Extracting data from SQL into Parquet

Lately I've needed to extract some data from a SQL database (and others) and move it into Azure to be worked on using other tools. We're big users of Parquet which is available across a range of tools such as Azure SQL Data Warehouse, Azure Data Lake Analytics and of course, Spark.

The first couple of times I needed to do this were one-off tasks and so I took the more common route of exporting data in a different format (such as CSV) and then using tools like FastParquet in Python to write the data out to Parquet. But the last couple of times I've needed a more robust, easy to deploy solution, preferably written in C#, naturally this meant pulling in the Parquet .NET library. But what to do when you don't know the schema of the data you want to extract until you extract it?

Without wanting to write a lot of code to handle all of the variations I turned to C# reflection to inspect the schema of the data being read from SQL and then using that to create the DataSet schema. A little bit more effort needed to go in so that null values were correctly handled as specifying a data field as System.Int32 means that giving it a null value results in an error, so instead the field should be created as a Nullable<System.Int32> type.

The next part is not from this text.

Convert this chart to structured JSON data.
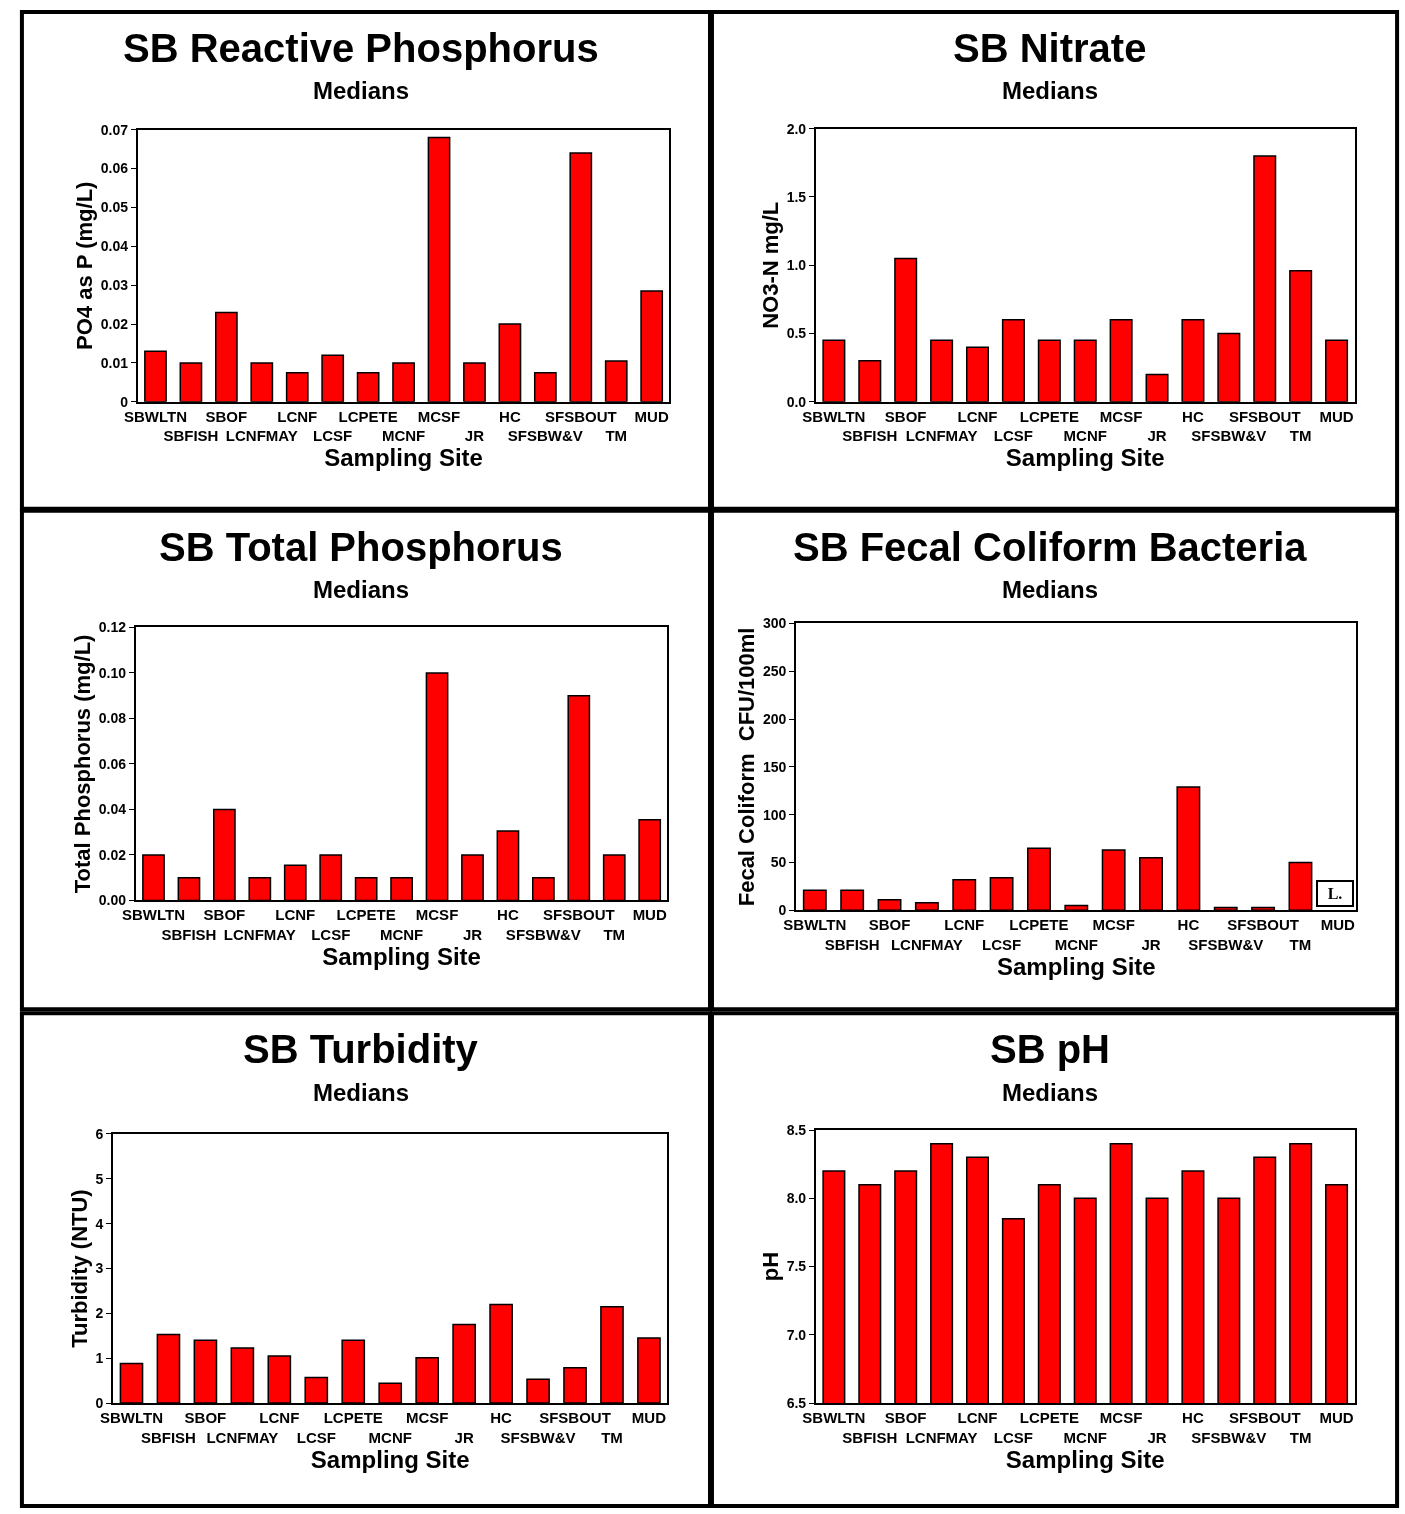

Anyway, for the fun of it I created a demo app targeting .NET Core to show this in action, the code is available on Github as a Gist and is under an MIT license, so help yourselves. The code currently has a query which is pulling out data from a demo movies database I have set up (and used in my last post) locally and is spitting out around 76,000 movie records.

If you're on Windows and want to look at the Parquet file after you've written it to disk then check out the Apache Parquet Viewer available on the Microsoft Store.